My thoughts on software: January 2012

There were various reasons for having set out to understand more about the internals of linking and loading. What's under the hood when I hit on the build icon on the IDE? How do I create a plugin system in C++, where plugins are built with different compilers, C++ ABI compatibility etc.

I had studied linkers and loaders as an academic course (System software by Leland L.Beck). But that was a long time ago and was way too detailed, and it discussed the topic with an abstract machine. I could not go back to that.

I found some other good resources :

[1] Linkers and Loaders by John Levine (Buy it, its worth it)
[2] Linkers by Ian Taylor
[3] Linkers and loaders by Sandeep Grover
[4] dsohowto by Ulrich drepper

Although they were all good, none of them were concise as much as I wanted. Sometimes I got lost in long descriptions and varying terminologies. So, the aim of this post is to capture my understanding and probably be of help to anyone with the same goal.

- - -
Lets me assume a modern OS where each process has its own address space and for the most part, a linux platform using ELF file format.

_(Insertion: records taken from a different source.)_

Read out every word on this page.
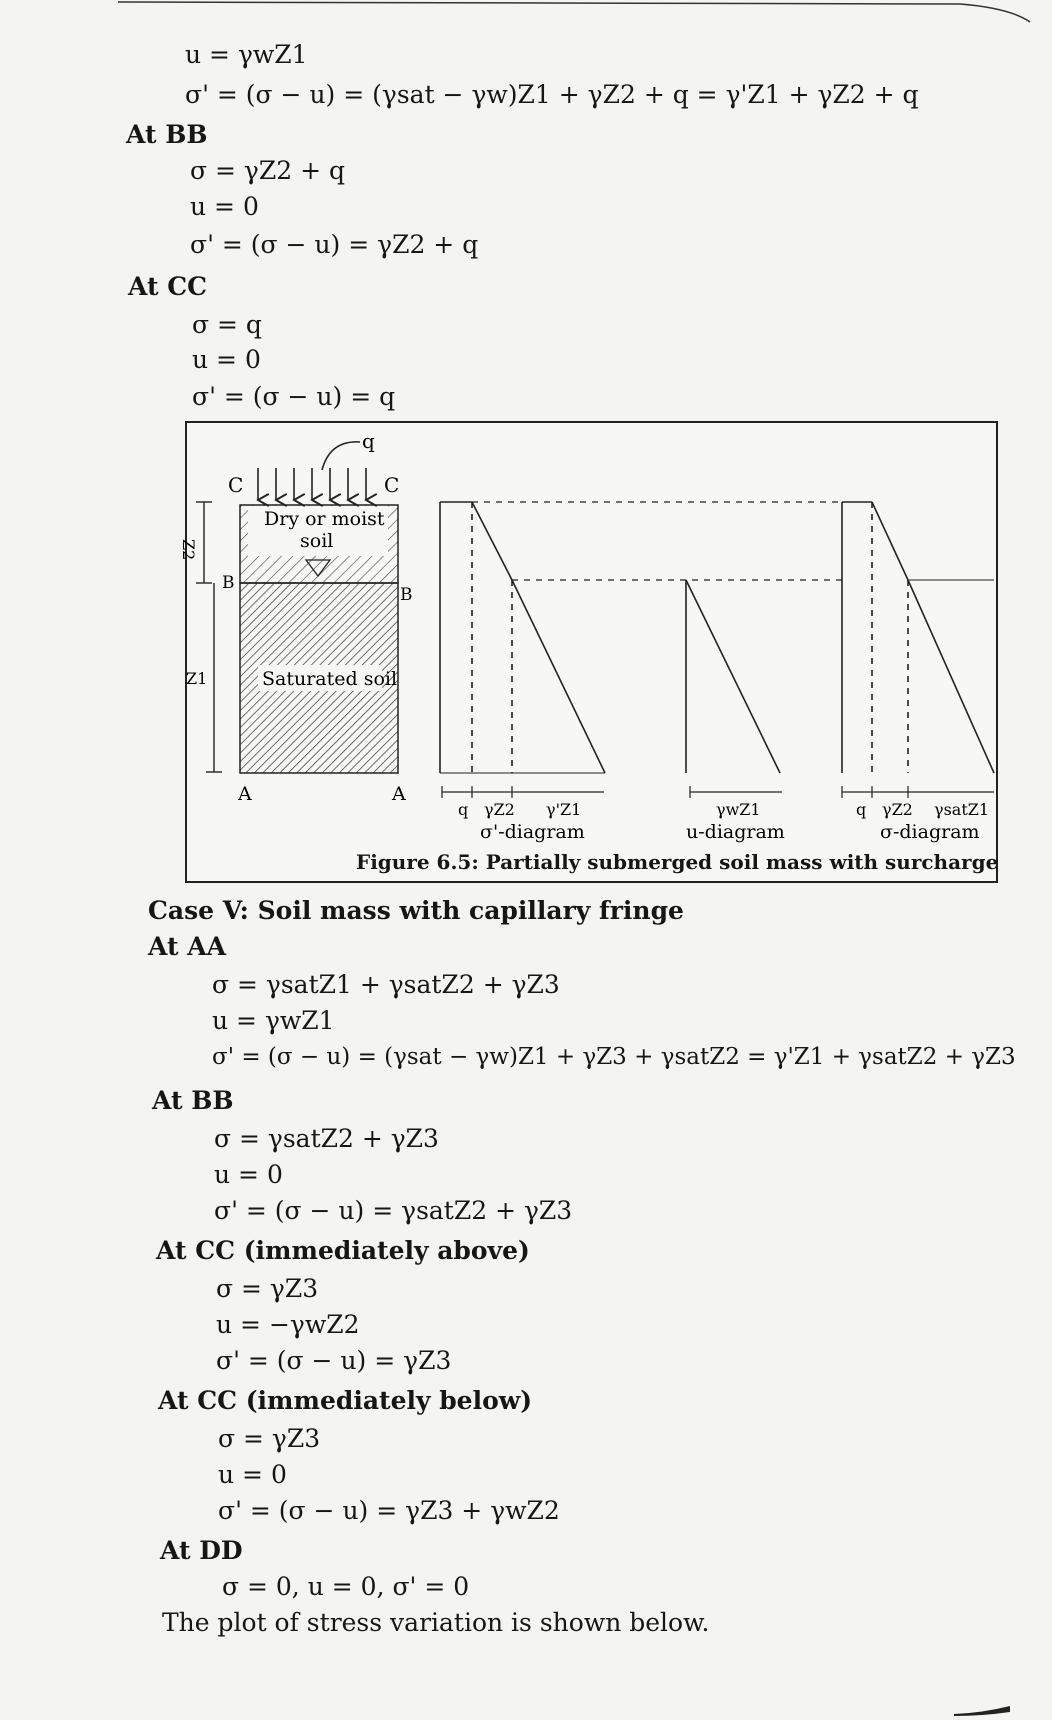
u = γwZ1
σ' = (σ − u) = (γsat − γw)Z1 + γZ2 + q = γ'Z1 + γZ2 + q
At BB
σ = γZ2 + q
u = 0
σ' = (σ − u) = γZ2 + q
At CC
σ = q
u = 0
σ' = (σ − u) = q
Dry or moist
soil
Saturated soil
q
C	C
B
B
A	A
Z2
Z1
q γZ2 γ'Z1
σ'-diagram
γwZ1
u-diagram
q γZ2 γsatZ1
σ-diagram
Figure 6.5: Partially submerged soil mass with surcharge
Case V: Soil mass with capillary fringe
At AA
σ = γsatZ1 + γsatZ2 + γZ3
u = γwZ1
σ' = (σ − u) = (γsat − γw)Z1 + γZ3 + γsatZ2 = γ'Z1 + γsatZ2 + γZ3
At BB
σ = γsatZ2 + γZ3
u = 0
σ' = (σ − u) = γsatZ2 + γZ3
At CC (immediately above)
σ = γZ3
u = −γwZ2
σ' = (σ − u) = γZ3
At CC (immediately below)
σ = γZ3
u = 0
σ' = (σ − u) = γZ3 + γwZ2
At DD
σ = 0, u = 0, σ' = 0
The plot of stress variation is shown below.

As you might know, there are following kinds of files, during the transition from the source code of a language to the point where it is ready to be run by the OS.

Object files

files with .o extension -> the result of compiling individual source file or translation unit

Libraries

Static libraries

Conceptually, its a collection (archive) of object files with a master symbol table. These are meant for statically linking with program interested in its routines. When statically linked, the library object files are included in the output executable. So, these libraries need not be deployed on the target machine.
These libraries can have unresolved references; the program needing to use this library must provide the necessary dependent libraries to the linker to resolve them.
Also called archives. they have extension .ar on Linux and .LIB on Windows or Symbian.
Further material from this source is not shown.